Bea took an immediate liking to my new husband. Once he had devoured the in-depth articles in the latest issue of the New York Review of Books, she started sharing opinions, delighted to have an in-house intellectual with whom to converse, not to mention a handsome escort for seminars at the Wellfleet Public Library. Sven enjoyed my mother although she dominated the dinner conversations to such an extent that I had to remind him not to neglect little old me.

Bea is mostly silent these days. In fact, this week, she shut up Nurse Jane by asking, “Do you always talk so much?”

I could have pointed out former volubility, but didn’t.
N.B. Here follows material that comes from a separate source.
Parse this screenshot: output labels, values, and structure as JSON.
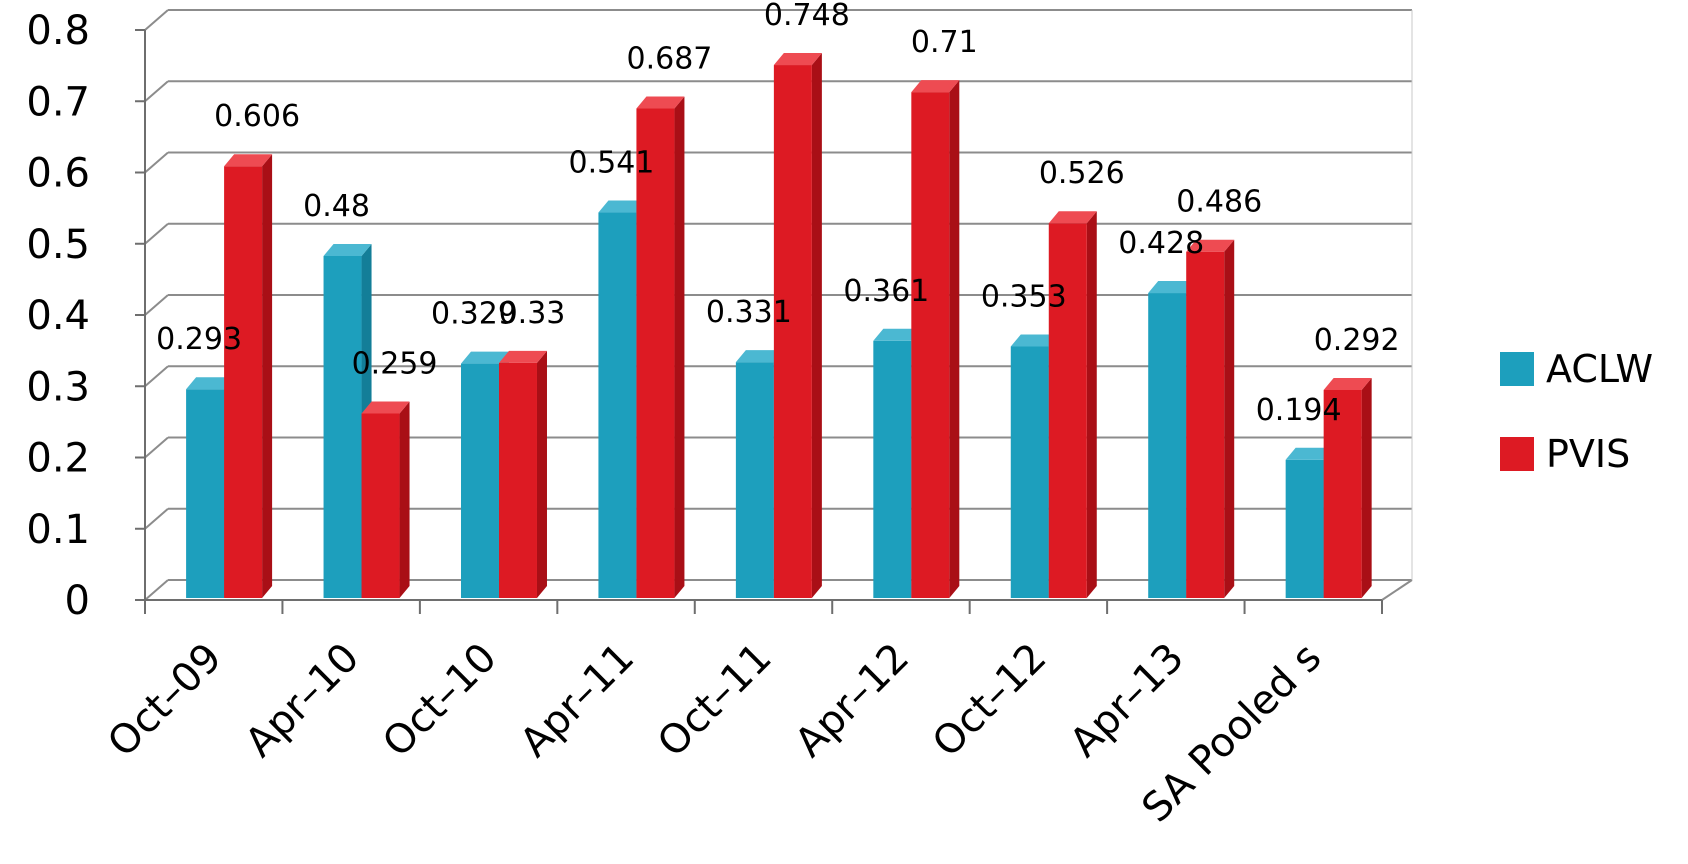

The hospice folks tend to be our only contact with the outside world. Neighbors know Bea is in the homestretch and imagine she needs a quiet environment.

Yesterday I discussed the phenomenon with Jane who told me it is the norm for most caregivers. We tend to become homebodies in order to keep a close watch on loved ones. Social life is curtailed. We hesitate to go out. The result is isolation.

These days Bea’s slumber is profound. Sven goes into her bedroom to say hello every once and a while, but he, too, shies away. There is something about Bea’s circumstance that discourages contact. Perhaps people are reminded of their own mortality, as if death, like a tornado, might suck up everything in its passage …

1 Comments:

Blogger Karyn said...

Too true.

People often could benefit by taking a deep breath and greeting death and the dying process head-on; it only FEELS like it will consume everything in its path.

It's unavoidable and it happens to all of us - why pretend it won't? It won't do to dwell on it in life, but avoiding all thought and discussion and practical relationship to it can be equally detrimental...

I hope you are able to take time for yourself, however scant, during these days... it is too easy for those in your singularly difficult role to become depleted.